In 2013, the United States Adult Soccer Association (USASA) had a good idea: bring together the winners of the four major national amateur tournaments to decide a stand-alone national champion.
The first US Soccer National Amateur Championship saw the winners of the 2012 PDL, NPSL, USASA Open Cup and USASA Amateur Cup compete for the right be considered the best amateur club in America.
Well, the winner of the first title, Carolina Dynamo, was the 2012 PDL runner-up, not champ, but since a Canadian club - Forest City London - had won PDL that year, it was excusable to ask the best-placed American team to compete for an American national championship. And the rest of the field was legit: the 2012 NPSL champ, Lehigh Valley United Sonic; Battery Park Gunners were the 2012 USASA Amateur Cup champs; Croatian Eagles were the 2012 Werner Fricker Open Cup winners. Carolina Dynamo won the 2013 National Amateur Championship title and the tournament was off to a promising start.
The 2014 edition started off with the right intentions: Austin Aztex (2013 PDL winner), RVA FC (2013 NPSL winner), NorH Texas Rayados (2013 Werner Fricker Cup champ), and RWB Adria (2013 National Amateur Cup champ) were announced as the teams competing for the title. By the time the competition started, however, the Aztex had been replaced by Ocean City Nor'Easters - losing semifinalists in PDL 2013 (the runner-up that year was a Canadian club, as was the other losing semifinalist). And RVA FC was replaced by the 2013 NPSL runner-up, Sonoma County Sol. RWB Adria won the Championship, so at least the tournament crowned a true amateur champion despite the depleted field.
2015 was the year the Hank Steinbrecher trophy should have been of interest to the New York Red Bulls. RBNY's U-23 team won the 2014 NPSL title and thereby qualified for the 2015 National Amateur Championship. But that year's field did not include RBNY U-23s because the team had switched leagues and joined PDL. Instead, Chattanooga FC - the 2014 NPSL runner-up - hosted the tournament and won the title.
At least the 2015 National Amateur Championship had three national amateur champions in it: 2014 PDL winners Michigan Bucks, and the two 2014 Amateur Cup champions, Maryland Bays and New York Greek Americans. In 2016, the tournament devolved into little more than another opportunity for Chattanooga FC fans to have a day out.
Chattanooga hosted the Championship again, despite the fact it had not won NPSL in 2015 - it had lost the playoff final for the second consecutive year, this time to New York Cosmos B. The 2015 Amateur Cup champs, Quinto Elemento FC and West Chester United, were there. But the PDL's representative was Chicago Fire U-23s: a team that hadn't even made the playoffs in PDL 2015. RBNY U-23s were the losing finalists in the 2015 PDL championship game, and the winner - K-W United - was a Canadian team, so it seemed the Red Bulls had been snubbed for a second year in a row. But it subsequently emerged that RBNY had declined the invitation to participate.
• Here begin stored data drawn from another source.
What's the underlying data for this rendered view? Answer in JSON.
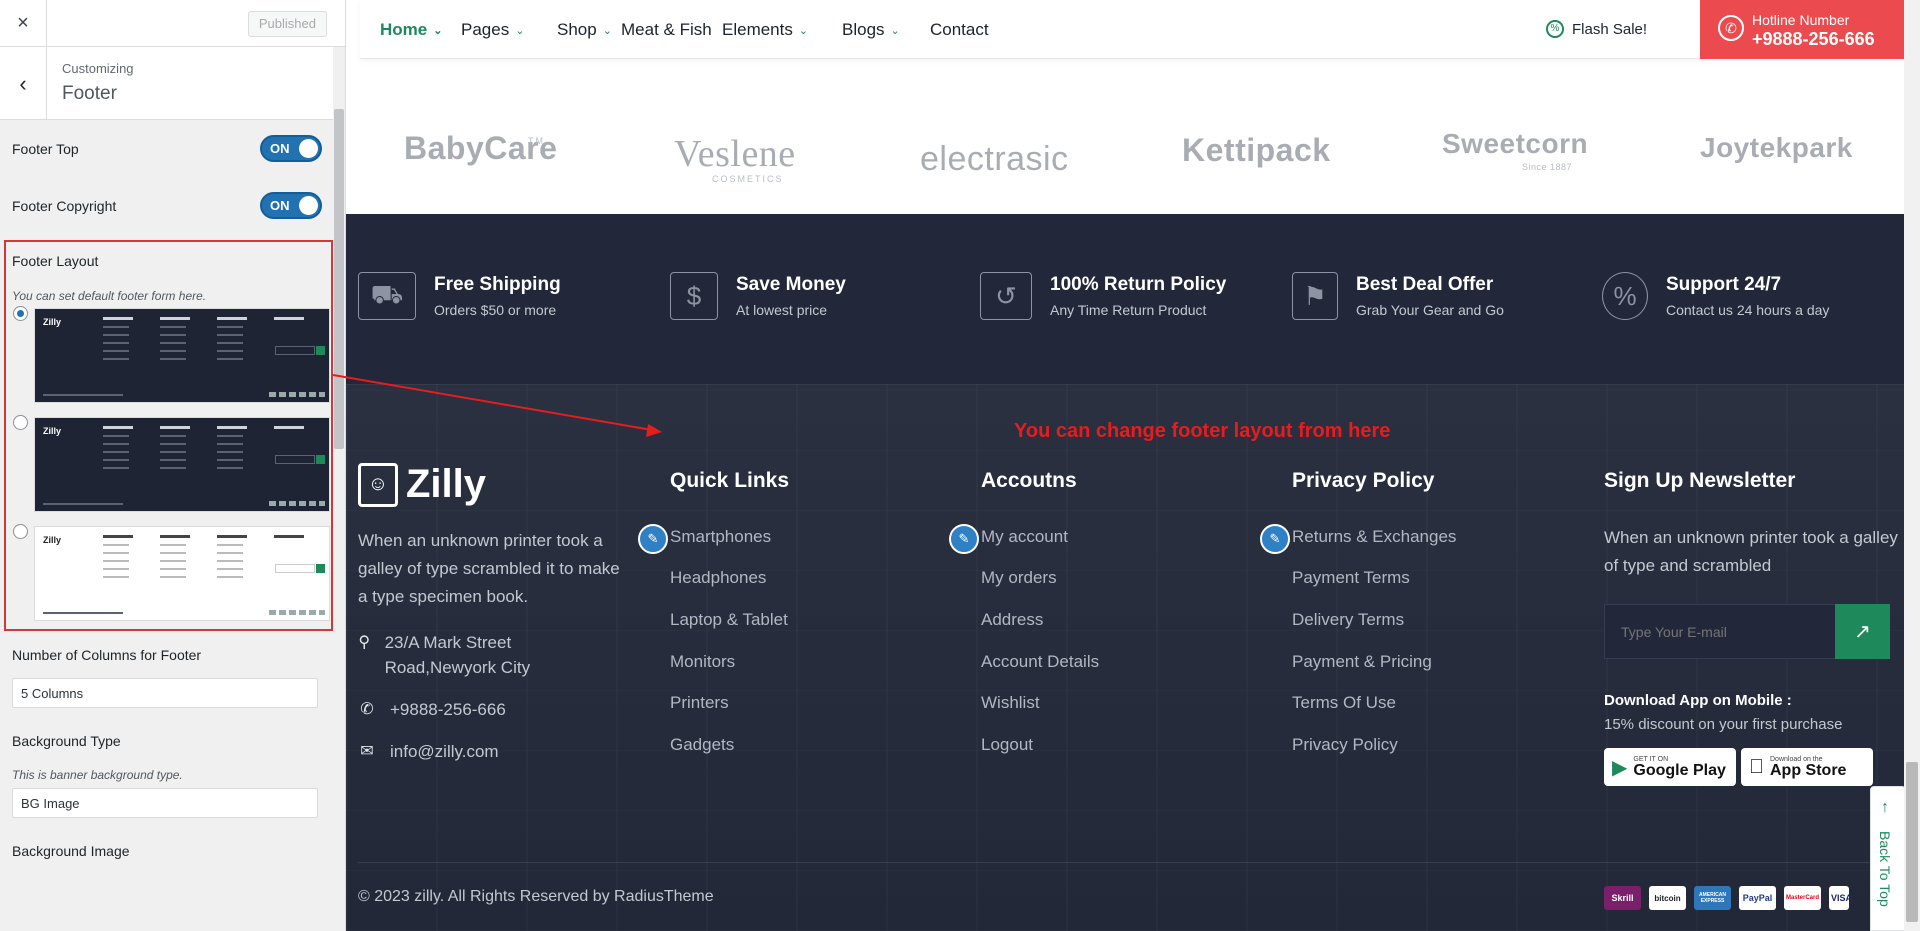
{
  "customizer": {
    "close_icon": "×",
    "published_label": "Published",
    "back_icon": "‹",
    "customizing_label": "Customizing",
    "section_title": "Footer",
    "footer_top_label": "Footer Top",
    "footer_top_toggle": "ON",
    "footer_copyright_label": "Footer Copyright",
    "footer_copyright_toggle": "ON",
    "footer_layout_label": "Footer Layout",
    "footer_layout_desc": "You can set default footer form here.",
    "layout_thumb_logo": "Zilly",
    "columns_label": "Number of Columns for Footer",
    "columns_value": "5 Columns",
    "bg_type_label": "Background Type",
    "bg_type_desc": "This is banner background type.",
    "bg_type_value": "BG Image",
    "bg_image_label": "Background Image"
  },
  "nav": {
    "items": [
      {
        "label": "Home",
        "has_dropdown": true,
        "active": true
      },
      {
        "label": "Pages",
        "has_dropdown": true
      },
      {
        "label": "Shop",
        "has_dropdown": true
      },
      {
        "label": "Meat & Fish",
        "has_dropdown": false
      },
      {
        "label": "Elements",
        "has_dropdown": true
      },
      {
        "label": "Blogs",
        "has_dropdown": true
      },
      {
        "label": "Contact",
        "has_dropdown": false
      }
    ],
    "flash_sale": "Flash Sale!",
    "hotline_label": "Hotline Number",
    "hotline_number": "+9888-256-666"
  },
  "brands": [
    {
      "name": "BabyCare",
      "mark": "TM"
    },
    {
      "name": "Veslene",
      "sub": "COSMETICS"
    },
    {
      "name": "electrasic"
    },
    {
      "name": "Kettipack"
    },
    {
      "name": "Sweetcorn",
      "sub": "Since 1887"
    },
    {
      "name": "Joytekpark"
    }
  ],
  "features": [
    {
      "title": "Free Shipping",
      "sub": "Orders $50 or more",
      "icon": "truck-icon"
    },
    {
      "title": "Save Money",
      "sub": "At lowest price",
      "icon": "money-hand-icon"
    },
    {
      "title": "100% Return Policy",
      "sub": "Any Time Return Product",
      "icon": "return-box-icon"
    },
    {
      "title": "Best Deal Offer",
      "sub": "Grab Your Gear and Go",
      "icon": "deal-tag-icon"
    },
    {
      "title": "Support 24/7",
      "sub": "Contact us 24 hours a day",
      "icon": "percent-badge-icon"
    }
  ],
  "annotation": "You can change footer layout from here",
  "footer": {
    "logo": "Zilly",
    "about": "When an unknown printer took a galley of type scrambled it to make a type specimen book.",
    "address": "23/A Mark Street Road,Newyork City",
    "phone": "+9888-256-666",
    "email": "info@zilly.com",
    "columns": [
      {
        "title": "Quick Links",
        "links": [
          "Smartphones",
          "Headphones",
          "Laptop & Tablet",
          "Monitors",
          "Printers",
          "Gadgets"
        ]
      },
      {
        "title": "Accoutns",
        "links": [
          "My account",
          "My orders",
          "Address",
          "Account Details",
          "Wishlist",
          "Logout"
        ]
      },
      {
        "title": "Privacy Policy",
        "links": [
          "Returns & Exchanges",
          "Payment Terms",
          "Delivery Terms",
          "Payment & Pricing",
          "Terms Of Use",
          "Privacy Policy"
        ]
      }
    ],
    "newsletter": {
      "title": "Sign Up Newsletter",
      "text": "When an unknown printer took a galley of type and scrambled",
      "placeholder": "Type Your E-mail",
      "app_heading": "Download App on Mobile :",
      "app_sub": "15% discount on your first purchase",
      "google_small": "GET IT ON",
      "google_big": "Google Play",
      "apple_small": "Download on the",
      "apple_big": "App Store"
    },
    "copyright": "© 2023 zilly. All Rights Reserved by RadiusTheme",
    "payments": [
      "Skrill",
      "bitcoin",
      "AMERICAN EXPRESS",
      "PayPal",
      "MasterCard",
      "VISA"
    ],
    "back_to_top": "Back To Top"
  },
  "colors": {
    "accent_green": "#1e8a5c",
    "hotline_red": "#eb4b4f",
    "footer_bg": "#22283a",
    "annotation_red": "#e51d1d",
    "toggle_blue": "#2271b1"
  }
}
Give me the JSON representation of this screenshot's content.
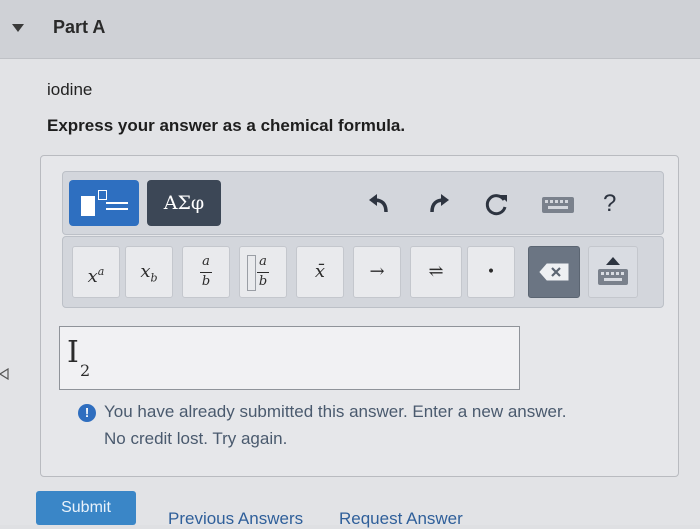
{
  "header": {
    "title": "Part A"
  },
  "question": {
    "element_name": "iodine",
    "instruction": "Express your answer as a chemical formula."
  },
  "toolbar": {
    "greek_label": "ΑΣφ",
    "help_label": "?",
    "template_keys": [
      {
        "name": "superscript",
        "label": "xa"
      },
      {
        "name": "subscript",
        "label": "xb"
      },
      {
        "name": "fraction",
        "top": "a",
        "bottom": "b"
      },
      {
        "name": "mixed-fraction",
        "top": "a",
        "bottom": "b"
      },
      {
        "name": "overbar",
        "label": "x̄"
      },
      {
        "name": "arrow",
        "label": "→"
      },
      {
        "name": "equilibrium",
        "label": "⇌"
      },
      {
        "name": "dot",
        "label": "•"
      }
    ]
  },
  "answer": {
    "main": "I",
    "sub": "2"
  },
  "feedback": {
    "icon": "!",
    "line1": "You have already submitted this answer. Enter a new answer.",
    "line2": "No credit lost. Try again."
  },
  "actions": {
    "submit_label": "Submit",
    "previous_answers_label": "Previous Answers",
    "request_answer_label": "Request Answer"
  },
  "colors": {
    "accent": "#2e6fc0",
    "greek_button": "#3c4756",
    "submit": "#3a86c7"
  }
}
Presumably a lot of other PDL teams passed on the invite to play what had become Chattanooga Cup too. To add insult to the injuries already inflicted on what was supposed to be the nation's showpiece amateur soccer tournament, Chicago Fire U-23s won the 2016 title. The National Amateur Champion was the third-best team in NPSL 2015's Heartland Division.
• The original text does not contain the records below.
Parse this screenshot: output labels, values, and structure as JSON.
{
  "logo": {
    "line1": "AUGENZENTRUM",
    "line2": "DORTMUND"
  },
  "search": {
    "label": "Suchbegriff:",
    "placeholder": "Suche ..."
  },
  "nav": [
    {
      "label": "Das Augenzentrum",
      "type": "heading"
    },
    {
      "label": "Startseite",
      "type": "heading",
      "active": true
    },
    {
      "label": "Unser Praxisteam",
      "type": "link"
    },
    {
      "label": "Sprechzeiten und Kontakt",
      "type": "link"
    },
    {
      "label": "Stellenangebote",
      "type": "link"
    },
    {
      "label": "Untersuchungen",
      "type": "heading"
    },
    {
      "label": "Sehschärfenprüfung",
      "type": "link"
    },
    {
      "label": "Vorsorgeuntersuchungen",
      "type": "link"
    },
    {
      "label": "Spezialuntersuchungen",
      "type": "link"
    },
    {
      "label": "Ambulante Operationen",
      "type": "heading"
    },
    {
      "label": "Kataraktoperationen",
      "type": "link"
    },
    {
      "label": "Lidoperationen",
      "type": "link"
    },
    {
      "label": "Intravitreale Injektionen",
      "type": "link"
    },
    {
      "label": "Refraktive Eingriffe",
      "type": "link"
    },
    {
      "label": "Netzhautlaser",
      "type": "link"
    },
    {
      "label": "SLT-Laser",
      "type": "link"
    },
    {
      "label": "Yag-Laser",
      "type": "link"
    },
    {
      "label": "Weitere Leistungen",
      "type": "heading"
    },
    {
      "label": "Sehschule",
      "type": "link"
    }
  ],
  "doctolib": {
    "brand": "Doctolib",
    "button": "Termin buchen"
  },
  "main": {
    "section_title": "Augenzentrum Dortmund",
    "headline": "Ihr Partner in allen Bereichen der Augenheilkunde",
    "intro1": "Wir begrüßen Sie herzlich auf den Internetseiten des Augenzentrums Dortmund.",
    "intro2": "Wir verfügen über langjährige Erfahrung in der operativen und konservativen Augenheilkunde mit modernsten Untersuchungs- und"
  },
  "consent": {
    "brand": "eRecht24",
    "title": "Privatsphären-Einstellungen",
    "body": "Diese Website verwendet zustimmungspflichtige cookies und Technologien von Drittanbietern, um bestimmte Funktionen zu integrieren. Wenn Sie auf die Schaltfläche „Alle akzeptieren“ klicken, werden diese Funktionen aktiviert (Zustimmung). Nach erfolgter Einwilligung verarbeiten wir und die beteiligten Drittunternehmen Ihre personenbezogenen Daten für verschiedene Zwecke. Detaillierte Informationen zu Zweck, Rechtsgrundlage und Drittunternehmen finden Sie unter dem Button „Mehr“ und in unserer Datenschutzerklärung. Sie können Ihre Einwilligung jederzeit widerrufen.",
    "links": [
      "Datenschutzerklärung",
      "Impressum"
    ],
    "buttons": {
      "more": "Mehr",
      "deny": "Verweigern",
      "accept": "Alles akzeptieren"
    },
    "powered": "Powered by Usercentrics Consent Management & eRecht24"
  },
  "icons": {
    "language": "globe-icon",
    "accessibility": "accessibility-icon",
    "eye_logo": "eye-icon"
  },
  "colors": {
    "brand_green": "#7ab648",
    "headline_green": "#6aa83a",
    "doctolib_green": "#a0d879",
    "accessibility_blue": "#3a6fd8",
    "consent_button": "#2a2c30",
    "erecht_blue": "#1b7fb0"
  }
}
But in 2017, USASA appears to have realized that the Hank Steinbrecher Cup was in danger of becoming more sham than championship. Assuming the teams named all turn up, this year's field is arguably the most respectable yet for the tournament. The 2016 NPSL champion, AFC Cleveland, will host; 2016 PDL champs, Michigan Bucks, are expected; as is Christos FC, the winner of both the 2016 Amateur Cup titles. And Werner Fricker Cup isn't quite what it used to be and would appear to no longer be a true national competition, so there might be a longer-term need to fill the fourth spot at the National Amateur Championship. USASA has given the Chicago Fire U-23s, now re-branded as Chicago FC United, the chance to defend its title.
Chicago might not have been a particularly worthy national amateur champion in 2016, but it won the title and if its presence in this year's tournament sets the precedent that the champion will defend the trophy ever year, fair enough. Absent Werner Fricker Cup as a viable fourth national champion, it seems a reasonable solution.
And for the first time in its short history, the USASA National Amateur Championship might actually be contested by four actual champions from the preceding season.